Within the new tax regime, particular person taxpayers won’t be allowed to take advantage of sure exemptions and deductions obtainable within the Earnings Tax Act,1961. Though non-obligatory, the taxpayers will weigh the benefit of sticking to the outdated regime or to go for the brand new tax regime. Whereas most tax-saving investments corresponding to PPF, life insurance policy and so on will now not be obtainable to the taxpayers choosing the brand new regime, will they have the ability to avail the opposite tax advantages obtainable to them?

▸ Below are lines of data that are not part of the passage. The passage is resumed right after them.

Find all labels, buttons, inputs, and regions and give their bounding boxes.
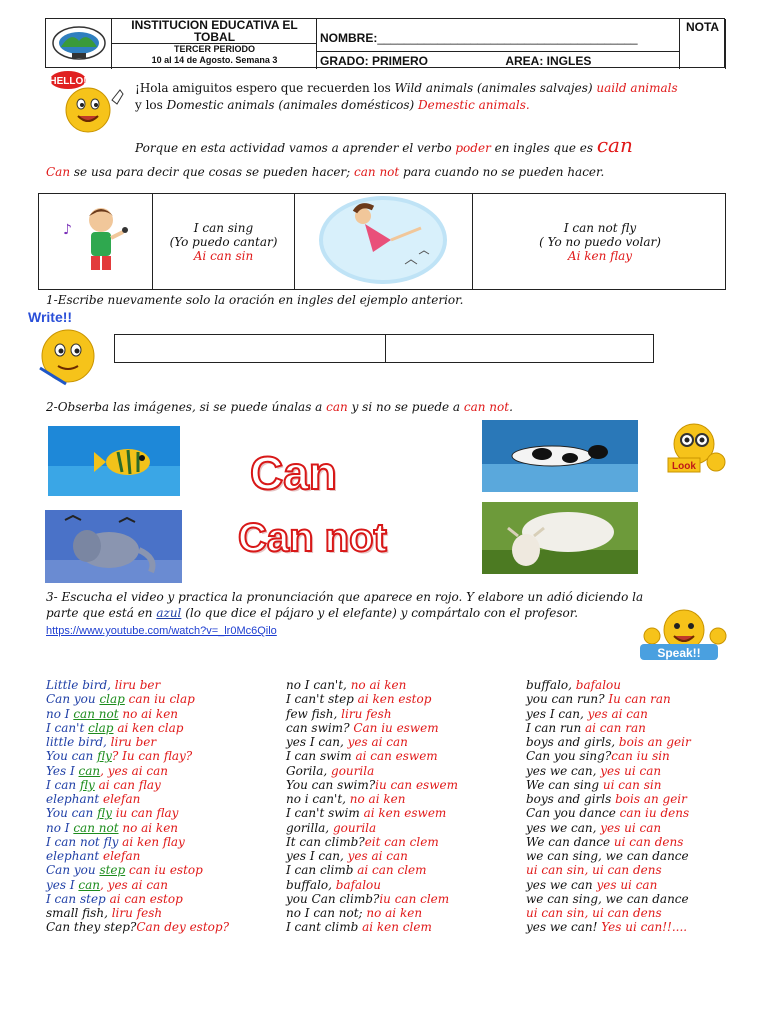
elephant-image[interactable] (45, 510, 182, 583)
song-line (286, 778, 458, 792)
song-line (286, 735, 458, 749)
lyric-text: no i can't, (286, 792, 350, 806)
lyric-text: I can swim (286, 749, 356, 764)
lyric-text: yes we can, (526, 820, 601, 835)
lyric-text: boys and girls, (526, 735, 619, 749)
lyric-text: no I can not; (286, 906, 367, 920)
pronunciation-text: iu can flay (111, 806, 179, 821)
intro-text: en ingles que es (490, 141, 597, 155)
verb-text: fly (79, 777, 95, 792)
pronunciation-text: bois an geir (615, 792, 687, 806)
song-line (526, 707, 691, 721)
pronunciation-text: can iu sin (611, 749, 670, 764)
song-line (46, 835, 229, 849)
pronunciation-text: , yes ai can (100, 763, 169, 778)
verb-text: clap (99, 692, 125, 707)
intro-line-3 (135, 133, 633, 157)
lyric-text: I can't (46, 720, 89, 735)
singing-boy-cell (39, 194, 153, 289)
lyric-text: yes I can, (286, 849, 348, 863)
fish-image[interactable] (48, 426, 180, 496)
pronunciation-text: iu can eswem (375, 777, 458, 792)
pronunciation-text: gourila (331, 763, 375, 778)
verb-text: can not (73, 706, 119, 721)
look-badge-text: Look (672, 461, 696, 472)
song-column-2 (286, 678, 458, 935)
song-line (526, 878, 691, 892)
pronunciation-text: ai can ran (584, 720, 646, 735)
task-3-instruction-line-2 (46, 606, 578, 620)
song-line (526, 835, 691, 849)
lyric-text: I can't step (286, 692, 358, 707)
grade-row (317, 52, 680, 69)
pronunciation-text: Can iu eswem (353, 720, 439, 735)
school-logo (46, 19, 112, 69)
lyric-text: Can you (46, 863, 100, 878)
domestic-animals-pron: Demestic animals. (414, 98, 530, 112)
school-name (112, 19, 317, 44)
lyric-text: buffalo, (286, 877, 336, 892)
pronunciation-text: bafalou (575, 678, 621, 692)
verb-text: fly (97, 806, 112, 821)
lyric-text: boys and girls (526, 792, 616, 806)
song-line (46, 863, 229, 877)
song-line (286, 721, 458, 735)
song-line (526, 863, 691, 877)
intro-line-2 (135, 98, 530, 112)
lyric-text: can swim? (286, 720, 354, 735)
song-line (526, 906, 691, 920)
lyric-text: gorilla, (286, 820, 333, 835)
pronunciation-text: can iu clap (124, 692, 195, 707)
pronunciation-text: eit can clem (364, 834, 439, 849)
song-line (46, 920, 229, 934)
header-table (45, 18, 725, 68)
verb-text: can (78, 877, 101, 892)
pronunciation-text: ai ken eswem (363, 806, 447, 821)
lyric-text: You can (46, 806, 98, 821)
name-label: NOMBRE: (320, 31, 378, 45)
pronunciation-text: can iu dens (619, 806, 690, 821)
lyric-text: buffalo, (526, 678, 576, 692)
lyric-text: Can you dance (526, 806, 620, 821)
pronunciation-text: ai ken estop (357, 692, 432, 707)
school-name-line1: INSTITUCION EDUCATIVA EL (131, 18, 298, 32)
nota-cell (680, 19, 726, 69)
name-line: _______________________________________ (377, 31, 638, 45)
speak-emoji-icon (636, 606, 730, 662)
pronunciation-text: yes ui can (600, 820, 662, 835)
period-label: TERCER PERIODO (173, 44, 255, 54)
can-word: Can (46, 165, 71, 179)
lyric-text: yes I can, (286, 735, 348, 749)
youtube-link[interactable]: https://www.youtube.com/watch?v=_lr0Mc6Qilo (46, 625, 277, 637)
intro-text: se usa para decir que cosas se pueden hacer; (70, 165, 355, 179)
fly-pronunciation: Ai ken flay (567, 249, 633, 263)
pronunciation-text: no ai ken (366, 906, 423, 920)
lyric-text: we can sing, we can dance (526, 849, 689, 863)
lyric-text: you can run? (526, 692, 609, 707)
task-3-text: parte que está en (46, 606, 157, 620)
lyric-text: We can dance (526, 834, 614, 849)
song-line (46, 778, 229, 792)
hello-badge-text: HELLO! (49, 76, 87, 87)
pronunciation-text: ? Iu can flay? (111, 749, 193, 764)
task-1-instruction: 1-Escribe nuevamente solo la oración en ingles del ejemplo anterior. (46, 293, 464, 307)
song-line (286, 835, 458, 849)
lyric-text: Yes I (46, 763, 79, 778)
can-word-large: can (596, 133, 633, 157)
lyric-text: I can run (526, 720, 585, 735)
lyric-text: I can (46, 777, 80, 792)
name-cell (317, 19, 680, 69)
song-line (526, 892, 691, 906)
pronunciation-text: elefan (102, 792, 141, 806)
song-line (526, 692, 691, 706)
intro-line-1 (135, 81, 678, 95)
lyric-text: no I can't, (286, 678, 351, 692)
lyric-text: yes we can (526, 877, 597, 892)
song-line (526, 806, 691, 820)
pronunciation-text: Iu can ran (608, 692, 671, 707)
song-line (286, 692, 458, 706)
lyric-text: It can climb? (286, 834, 365, 849)
fly-spanish: ( Yo no puedo volar) (539, 235, 661, 249)
pronunciation-text: Yes ui can!!.... (601, 920, 688, 935)
pronunciation-text: yes ai can (347, 735, 408, 749)
sing-text-cell (153, 194, 295, 289)
can-word: can (326, 400, 348, 414)
fly-text-cell (473, 194, 727, 289)
lyric-text: I can not fly (46, 834, 123, 849)
pronunciation-text: liru fesh (341, 706, 392, 721)
song-line (46, 749, 229, 763)
pronunciation-text: ai ken clem (362, 920, 432, 935)
song-column-3 (526, 678, 691, 935)
verb-text: fly (97, 749, 112, 764)
verb-text: can (78, 763, 101, 778)
lyric-text: no I (46, 706, 74, 721)
pronunciation-text: ai can clem (357, 863, 427, 878)
song-column-1 (46, 678, 229, 935)
song-line (46, 906, 229, 920)
pronunciation-text: ui can sin, ui can dens (526, 906, 662, 920)
song-line (46, 678, 229, 692)
pronunciation-text: no ai ken (350, 678, 407, 692)
lyric-text: few fish, (286, 706, 342, 721)
song-line (526, 821, 691, 835)
domestic-animals-text: Domestic animals (animales domésticos) (166, 98, 415, 112)
pronunciation-text: ai can estop (109, 891, 183, 906)
song-line (526, 920, 691, 934)
grade-label: GRADO: PRIMERO (320, 54, 428, 68)
write-badge-text: Write!! (28, 309, 73, 325)
pronunciation-text: bafalou (335, 877, 381, 892)
song-line (526, 792, 691, 806)
pronunciation-text: liru ber (114, 678, 161, 692)
can-match-target[interactable]: Can (250, 447, 337, 499)
pronunciation-text: ai ken flay (122, 834, 185, 849)
flying-girl-image (295, 194, 473, 289)
answer-box-left[interactable] (115, 335, 385, 362)
intro-text: Porque en esta actividad vamos a aprender el verbo (135, 141, 456, 155)
poder-word: poder (455, 141, 491, 155)
school-cell (112, 19, 317, 69)
song-line (46, 792, 229, 806)
singing-boy-image (39, 194, 153, 289)
song-line (286, 821, 458, 835)
song-line (526, 721, 691, 735)
lyric-text: yes we can, (526, 763, 601, 778)
pronunciation-text: no ai ken (349, 792, 406, 806)
song-line (286, 678, 458, 692)
cow-swimming-image[interactable] (482, 420, 638, 492)
song-line (286, 792, 458, 806)
song-line (286, 920, 458, 934)
azul-word: azul (156, 606, 182, 620)
song-line (526, 749, 691, 763)
name-row (317, 19, 680, 52)
pronunciation-text: ai can flay (94, 777, 161, 792)
fly-english: I can not fly (563, 221, 637, 235)
pronunciation-text: liru fesh (111, 906, 163, 920)
lyric-text: elephant (46, 792, 103, 806)
sing-pronunciation: Ai can sin (193, 249, 254, 263)
pronunciation-text: gourila (332, 820, 377, 835)
intro-text: ¡Hola amiguitos espero que recuerden los (135, 81, 395, 95)
can-not-word: can not (354, 165, 400, 179)
song-line (46, 821, 229, 835)
pronunciation-text: yes ui can (596, 877, 658, 892)
lyric-text: Can you (46, 692, 100, 707)
wild-animals-text: Wild animals (animales salvajes) (394, 81, 593, 95)
song-line (46, 878, 229, 892)
write-emoji-icon (26, 308, 110, 388)
task-2-text: y si no se puede a (347, 400, 464, 414)
pronunciation-text: ai can eswem (355, 749, 438, 764)
lyric-text: we can sing, we can dance (526, 891, 689, 906)
cow-grazing-image[interactable] (482, 502, 638, 574)
intro-text: y los (135, 98, 167, 112)
verb-text: step (99, 863, 126, 878)
pronunciation-text: yes ui can (600, 763, 662, 778)
song-line (46, 735, 229, 749)
lyric-text: yes we can! (526, 920, 602, 935)
lyric-text: I can step (46, 891, 110, 906)
lyric-text: elephant (46, 849, 103, 863)
lyric-text: I can't swim (286, 806, 364, 821)
pronunciation-text: Can dey estop? (136, 920, 230, 935)
pronunciation-text: can iu estop (125, 863, 203, 878)
song-line (526, 778, 691, 792)
pronunciation-text: ai ken clap (113, 720, 184, 735)
sing-spanish: (Yo puedo cantar) (169, 235, 278, 249)
can-not-match-target[interactable]: Can not (238, 516, 387, 560)
song-line (286, 892, 458, 906)
song-line (46, 892, 229, 906)
lyric-text: You can swim? (286, 777, 376, 792)
area-label: AREA: INGLES (505, 54, 592, 68)
song-line (286, 878, 458, 892)
song-line (46, 692, 229, 706)
period-info (112, 44, 317, 69)
speak-badge-text: Speak!! (657, 646, 701, 660)
song-line (286, 863, 458, 877)
svg-text:♪: ♪ (63, 222, 72, 238)
song-line (46, 707, 229, 721)
sing-english: I can sing (193, 221, 254, 235)
song-line (46, 721, 229, 735)
wild-animals-pron: uaild animals (592, 81, 678, 95)
verb-text: clap (88, 720, 114, 735)
task-2-text: . (509, 400, 513, 414)
pronunciation-text: bois an geir (618, 735, 691, 749)
song-line (286, 749, 458, 763)
lyric-text: Can they step? (46, 920, 137, 935)
pronunciation-text: yes ai can (347, 849, 408, 863)
hello-emoji-icon (48, 70, 134, 136)
lyric-text: I cant climb (286, 920, 363, 935)
lyric-text: You can (46, 749, 98, 764)
song-line (46, 806, 229, 820)
song-line (526, 735, 691, 749)
song-line (286, 906, 458, 920)
school-logo-cell (46, 19, 112, 69)
task-2-text: 2-Obserba las imágenes, si se puede únalas a (46, 400, 327, 414)
pronunciation-text: no ai ken (118, 706, 179, 721)
pronunciation-text: ui can sin, ui can dens (526, 863, 662, 878)
lyric-text: I can climb (286, 863, 358, 878)
pronunciation-text: , yes ai can (100, 877, 168, 892)
pronunciation-text: ui can dens (613, 834, 684, 849)
song-line (286, 707, 458, 721)
write-answer-table (114, 334, 654, 363)
pronunciation-text: liru ber (110, 735, 157, 749)
dates-label: 10 al 14 de Agosto. Semana 3 (151, 55, 278, 65)
example-table (38, 193, 726, 290)
answer-box-right[interactable] (386, 335, 653, 362)
flying-girl-cell (295, 194, 473, 289)
pronunciation-text: iu can clem (379, 891, 450, 906)
intro-text: para cuando no se pueden hacer. (399, 165, 605, 179)
song-line (46, 764, 229, 778)
task-2-instruction (46, 400, 513, 414)
pronunciation-text: elefan (102, 849, 141, 863)
can-not-word: can not (463, 400, 510, 414)
task-3-text: (lo que dice el pájaro y el elefante) y compártalo con el profesor. (181, 606, 579, 620)
song-line (286, 849, 458, 863)
lyric-text: small fish, (46, 906, 112, 920)
lyric-text: yes I (46, 877, 79, 892)
verb-text: can not (73, 820, 119, 835)
song-line (526, 849, 691, 863)
pronunciation-text: yes ai can (587, 706, 648, 721)
lyric-text: We can sing (526, 777, 603, 792)
lyric-text: yes I can, (526, 706, 588, 721)
intro-line-4 (46, 165, 604, 179)
lyric-text: you Can climb? (286, 891, 380, 906)
song-line (286, 764, 458, 778)
song-line (526, 678, 691, 692)
song-line (46, 849, 229, 863)
task-3-instruction-line-1: 3- Escucha el video y practica la pronunciación que aparece en rojo. Y elabore un adió diciendo la (46, 590, 644, 604)
lyric-text: Little bird, (46, 678, 115, 692)
lyric-text: Gorila, (286, 763, 332, 778)
school-name-line2: TOBAL (193, 30, 236, 44)
nota-label: NOTA (685, 20, 720, 34)
lyric-text: no I (46, 820, 74, 835)
lyric-text: little bird, (46, 735, 111, 749)
pronunciation-text: ui can sin (602, 777, 662, 792)
pronunciation-text: no ai ken (118, 820, 179, 835)
song-line (526, 764, 691, 778)
look-emoji-icon (666, 420, 732, 476)
lyric-text: Can you sing? (526, 749, 612, 764)
song-line (286, 806, 458, 820)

Part 80C profit on the premium paid in life insurance coverage insurance policies or the investments made in PPF won’t be obtainable within the new tax regime. Nonetheless, even when one opts for the brand new tax regime, the maturity proceeds of the life insurance coverage insurance policies won’t lose their current tax profit. “Underneath Part 10(10D) of the Earnings Tax Act, the sum assured and any bonus paid on maturity or give up of the life insurance coverage plan is tax-free. Maturity proceeds proceed to be exempt below Part 10(10D) even within the new regime,” says Harsh Jain, Co-founder, and COO, Groww.
Additionally, the curiosity earned and the maturity proceeds of the Public Provident Fund (PPF) will proceed to be tax-free. “The quantity obtained on the maturity of PPF Account and the yearly curiosity credited on the PPF stability one can nonetheless declare tax exemptions for revenue earned,” informs Archit Gupta, Founder, and CEO, ClearTax.
The gratuity as much as the restrict of Rs 20 lakh obtained by staff of the non-public sector and authorities sector can even stay tax-exempt. “You require a minimal of 5 years of eligibility and qualifying service to get the gratuity as a one-time lump sum profit,” says Jain. For workers who’ve obtained VRS cash, the identical will proceed to be tax-exempt below part 10(10C) of the I-T Act. “The VRS proceeds as much as Rs 5 lakh is tax-exempt. You need to obtain this when it comes to a scheme as voluntary separation,” says Jain.
As per the Act, the least of the next is exempt from tax:
1) The precise quantity obtained as per the rules i.e. least of the next
a) three months wage for every accomplished yr of providers
b) Wage on the time of retirement multiplied by No. of months of providers left for retirement; or
2) Rs. 5,00,000
One other necessary deduction nonetheless obtainable below the brand new tax regime would be the contributions in direction of NPS. Nonetheless, such contributions should be made by the employer in direction of worker’s NPS account. “Underneath the brand new regime, a taxpayer can declare a deduction for the employer’s contribution to NPS below part 80CCD(2) as much as 10 per cent of fundamental wage,” says Gupta.
Nonetheless, not staff shall be ready to take pleasure in such a profit. “In a case the place the employer doesn’t contribute to NPS, the worker can not declare any deduction below 80CCD(2). Therefore, the worker can not declare any deduction or exemption listed within the 70 deductions and exemptions withdrawn below the brand new tax regime. The staff could, nonetheless, select to go for the present regime and declare all tax deductions if the identical is helpful to them,” says Gupta.